Are you still buying the same brands you bought twenty years ago? Probably not. As people mature, so do their tastes. And as they get older and (very likely) earn more money, there is the added benefit of the Internet providing exposure to new brands and products every day.
Unfortunately, there’s an ingrained belief in marketing that older people can’t change their brand preferences; this may be a hangover impression from the spending habits of the baby boomers’ parents, who lived through the Great Depression. It certainly doesn’t apply to baby boomers themselves, especially women.
Empty-nester women have money to spend on themselves, and for many of them, it’s the first time in their lives they don’t have to put themselves last, behind the kids. My mother surprised us all when she bought a new Lexus SUV after her five kids had grown up and left the house. She had driven station wagons and boring sedans her whole life. We never knew she would have preferred a hot car all along. (Aren’t all children guilty of viewing their parents as existing solely for them?)

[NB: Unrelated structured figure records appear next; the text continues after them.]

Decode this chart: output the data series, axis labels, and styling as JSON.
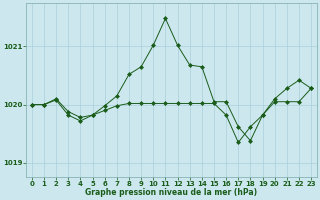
{
  "title": "Graphe pression niveau de la mer (hPa)",
  "background_color": "#cce8ee",
  "grid_color": "#aacfda",
  "line_color": "#1a5c1a",
  "xlim": [
    -0.5,
    23.5
  ],
  "ylim": [
    1018.75,
    1021.75
  ],
  "yticks": [
    1019,
    1020,
    1021
  ],
  "xticks": [
    0,
    1,
    2,
    3,
    4,
    5,
    6,
    7,
    8,
    9,
    10,
    11,
    12,
    13,
    14,
    15,
    16,
    17,
    18,
    19,
    20,
    21,
    22,
    23
  ],
  "series1_x": [
    0,
    1,
    2,
    3,
    4,
    5,
    6,
    7,
    8,
    9,
    10,
    11,
    12,
    13,
    14,
    15,
    16,
    17,
    18,
    19,
    20,
    21,
    22,
    23
  ],
  "series1_y": [
    1020.0,
    1020.0,
    1020.1,
    1019.88,
    1019.78,
    1019.82,
    1019.98,
    1020.15,
    1020.52,
    1020.65,
    1021.02,
    1021.48,
    1021.02,
    1020.68,
    1020.65,
    1020.05,
    1020.05,
    1019.62,
    1019.38,
    1019.82,
    1020.1,
    1020.28,
    1020.42,
    1020.28
  ],
  "series2_x": [
    0,
    1,
    2,
    3,
    4,
    5,
    6,
    7,
    8,
    9,
    10,
    11,
    12,
    13,
    14,
    15,
    16,
    17,
    18,
    19,
    20,
    21,
    22,
    23
  ],
  "series2_y": [
    1020.0,
    1020.0,
    1020.08,
    1019.82,
    1019.72,
    1019.82,
    1019.9,
    1019.98,
    1020.02,
    1020.02,
    1020.02,
    1020.02,
    1020.02,
    1020.02,
    1020.02,
    1020.02,
    1019.82,
    1019.35,
    1019.62,
    1019.82,
    1020.05,
    1020.05,
    1020.05,
    1020.28
  ]
}
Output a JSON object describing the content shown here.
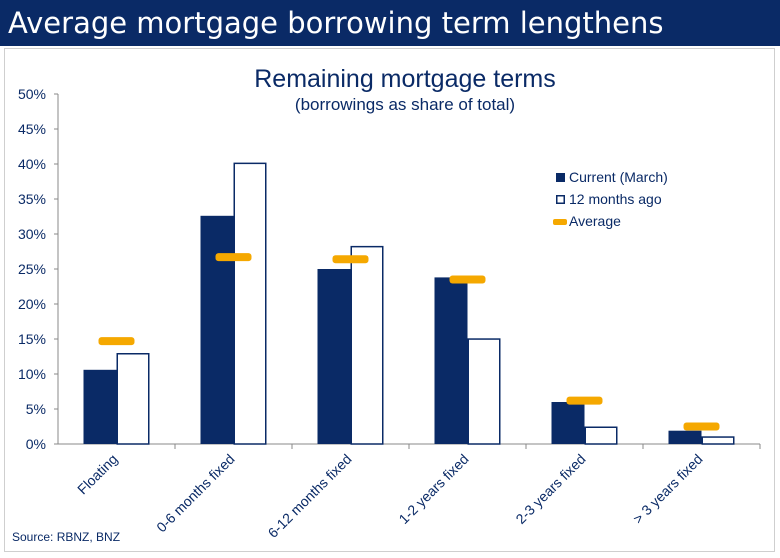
{
  "page": {
    "headline": "Average mortgage borrowing term lengthens"
  },
  "source": "Source: RBNZ, BNZ",
  "colors": {
    "current": "#0a2a66",
    "ago_stroke": "#0a2a66",
    "ago_fill": "#ffffff",
    "average": "#f5a800",
    "banner": "#0a2a66"
  },
  "chart_data": {
    "type": "bar",
    "title": "Remaining mortgage terms",
    "subtitle": "(borrowings as share of total)",
    "categories": [
      "Floating",
      "0-6 months fixed",
      "6-12 months fixed",
      "1-2 years fixed",
      "2-3 years fixed",
      "> 3 years fixed"
    ],
    "series": [
      {
        "name": "Current (March)",
        "values": [
          10.6,
          32.6,
          25.0,
          23.8,
          6.0,
          1.9
        ]
      },
      {
        "name": "12 months ago",
        "values": [
          13.0,
          40.2,
          28.3,
          15.1,
          2.5,
          1.1
        ]
      },
      {
        "name": "Average",
        "values": [
          14.7,
          26.7,
          26.4,
          23.5,
          6.2,
          2.5
        ],
        "style": "marker"
      }
    ],
    "ylim": [
      0,
      50
    ],
    "yticks": [
      "0%",
      "5%",
      "10%",
      "15%",
      "20%",
      "25%",
      "30%",
      "35%",
      "40%",
      "45%",
      "50%"
    ],
    "grid": false,
    "legend": "right"
  }
}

By this stage of life, it’s important to understand that older women already have lots of “stuff,” and what they really value is the ability to collect new experiences and memories. They feel a sense of joy and excitement at this
stage of life, because so many opportunities are open to them, especially if they’ve maintained their health. Generally speaking, they possess a hunger to learn, travel, and become more educated, and gravitate toward companies and brands that help them do just that.

Health and wellness are important concerns for older women. Most fear becoming a burden to those they love
.
From yoga classes to water aerobics and running in groups, older women are finding ways to stay active. Since 1990, there has been a 411 percent increase in the population of health club members over the age of fifty-five.
33
Curves is a successful fitness company that’s bucked the trend of targeting eighteen- to thirty-four-year-old consumers. The company attracts the typically gym-shy, forty-plus female consumer with its women-only clubs that have a low-key, unintimidating environment. All the clubs feature thirty-minute workouts, and this formula has worked. Curves is the fastest-growing fitness franchise in the world. It now sells Curves-branded apparel, footwear, and workout gear through direct-sales giant Avon, as well as Curves-branded cereal and snacks through General Mills. It’s effectively extended its brand so that members can live the Curves lifestyle outside of its fitness facilities. And most important, it’s brought a lot of older women into the gym who might not otherwise have joined.

Older people don’t see themselves reflected in American culture
.
Feeling connected is a huge part of feeling healthy and vital. But it can be hard to feel connected when you look
around at the big wide world and don’t see yourself reflected back in the media. The American pop culture environment is pretty sparse when it comes to movies, television shows, magazine spreads, and radio networks that target the over-fifty crowd. When you travel to other countries, one of the first things you notice is that people on TV—whether they’re news presenters or actors in soap operas such as Britain’s long-running
Coronation Street
—represent a wider range of ages (especially older ones and especially women) than are typically seen in the United States. We’re missing the boat, and all the dollars that come along with that boat.